26 de Abril de 2018
Estou a caminho de Mallorca, vim de Lisboa até ao Porto de boleia com o meu primo Fernando, que também vai tirar uns dias só para ele, mas em Barcelona.
Vivemos tempos de alegria. Chegou a primavera, o sol começa finalmente a aparecer e sente-se cada célula dos nossos corpos a celebrar a natureza. Sigo para a viagem menos planeada de toda a minha vida. Eu sei que já comentei o quanto adoro viajar sozinha, sem expectativas ou planos, mas desta vez abusei, abusei ao ponto de, pela primeira vez, sentir stress antes de me mandar para um aeroporto.
Cheguei duas horas antes do voo, tive tempo para ver tudo e mais alguma coisa, comprar umas prendas e comer descansada. Quando indicaram a porta de embarque desci as escadas e estava mais do que preparada para me afiambrar à fila prioritária, já que desta vez uma promoção xpto me deu essa regalia.

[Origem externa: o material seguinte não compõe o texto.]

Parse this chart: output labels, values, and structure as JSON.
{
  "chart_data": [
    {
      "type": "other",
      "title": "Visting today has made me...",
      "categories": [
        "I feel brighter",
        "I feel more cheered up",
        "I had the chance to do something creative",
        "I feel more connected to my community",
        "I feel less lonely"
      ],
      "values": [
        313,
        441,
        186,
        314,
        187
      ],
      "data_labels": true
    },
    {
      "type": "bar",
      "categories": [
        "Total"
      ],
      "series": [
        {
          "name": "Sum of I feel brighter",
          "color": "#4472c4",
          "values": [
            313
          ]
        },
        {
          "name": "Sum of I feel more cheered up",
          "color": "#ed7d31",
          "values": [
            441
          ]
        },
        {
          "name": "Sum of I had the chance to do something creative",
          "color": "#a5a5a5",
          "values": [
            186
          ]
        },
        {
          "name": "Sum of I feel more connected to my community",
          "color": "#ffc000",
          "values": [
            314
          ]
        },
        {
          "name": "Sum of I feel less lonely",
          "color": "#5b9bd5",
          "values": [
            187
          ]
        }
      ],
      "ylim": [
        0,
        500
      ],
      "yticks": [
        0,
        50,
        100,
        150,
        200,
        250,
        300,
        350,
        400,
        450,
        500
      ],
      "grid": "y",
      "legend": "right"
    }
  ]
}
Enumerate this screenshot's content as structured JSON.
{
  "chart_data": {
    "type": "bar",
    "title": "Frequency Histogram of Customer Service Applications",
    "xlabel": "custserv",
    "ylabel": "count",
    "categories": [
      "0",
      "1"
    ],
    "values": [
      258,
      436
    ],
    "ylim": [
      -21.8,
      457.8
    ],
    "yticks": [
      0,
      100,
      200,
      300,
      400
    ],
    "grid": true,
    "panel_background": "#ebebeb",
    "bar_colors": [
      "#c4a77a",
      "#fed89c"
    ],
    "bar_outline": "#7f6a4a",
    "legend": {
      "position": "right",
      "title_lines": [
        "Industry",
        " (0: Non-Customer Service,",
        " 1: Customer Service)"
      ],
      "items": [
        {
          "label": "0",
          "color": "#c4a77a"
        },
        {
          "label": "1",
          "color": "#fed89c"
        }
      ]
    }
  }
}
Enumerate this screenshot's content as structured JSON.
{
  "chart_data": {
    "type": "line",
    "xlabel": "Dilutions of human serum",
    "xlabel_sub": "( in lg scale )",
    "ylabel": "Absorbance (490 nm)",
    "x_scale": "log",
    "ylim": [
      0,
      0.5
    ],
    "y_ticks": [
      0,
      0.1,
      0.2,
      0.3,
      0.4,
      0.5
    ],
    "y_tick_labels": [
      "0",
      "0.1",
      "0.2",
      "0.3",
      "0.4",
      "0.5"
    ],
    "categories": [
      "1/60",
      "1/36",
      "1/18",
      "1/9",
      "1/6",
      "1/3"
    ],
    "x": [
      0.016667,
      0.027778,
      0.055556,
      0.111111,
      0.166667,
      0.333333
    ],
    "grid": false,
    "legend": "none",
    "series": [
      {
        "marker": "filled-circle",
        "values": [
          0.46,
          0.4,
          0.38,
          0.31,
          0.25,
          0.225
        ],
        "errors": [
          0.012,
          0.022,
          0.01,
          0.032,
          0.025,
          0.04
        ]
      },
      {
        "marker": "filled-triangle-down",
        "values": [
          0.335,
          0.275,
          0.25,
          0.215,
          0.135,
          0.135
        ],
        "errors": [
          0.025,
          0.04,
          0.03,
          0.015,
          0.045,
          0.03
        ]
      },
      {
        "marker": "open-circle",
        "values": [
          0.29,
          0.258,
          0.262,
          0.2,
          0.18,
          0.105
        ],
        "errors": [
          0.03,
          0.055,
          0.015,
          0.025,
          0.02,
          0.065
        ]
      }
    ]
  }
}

É precisamente nesse momento que me apercebo de que não tenho o cartão de cidadão. Socorro. Tirei tudo da mochila até que me lembrei: “tirei-o do bolso na zona de segurança”. É muito cansativo viver neste corpo, admito.
Desatei a correr até à zona dos raio-x e pedi aos seguranças que confirmassem se não teria lá ficado caído um cartão de cidadão.
“Não há aqui nada”.
Bonito. Vou perder o voo. Voltei a revirar a mochila, a apalpar-me toda, não acredito que vou perder o avião. Respira. Não faz sentido stressar, tudo vai ficar bem, não faz sentido perder o avião. Mais uns apalpões e reviravoltas e, quando faltavam cinco minutos para a porta fechar, um segurança veio a correr enquanto berrava “VAI VAI VAI”. E eu fui. Então não fui. Já não corria assim há anos.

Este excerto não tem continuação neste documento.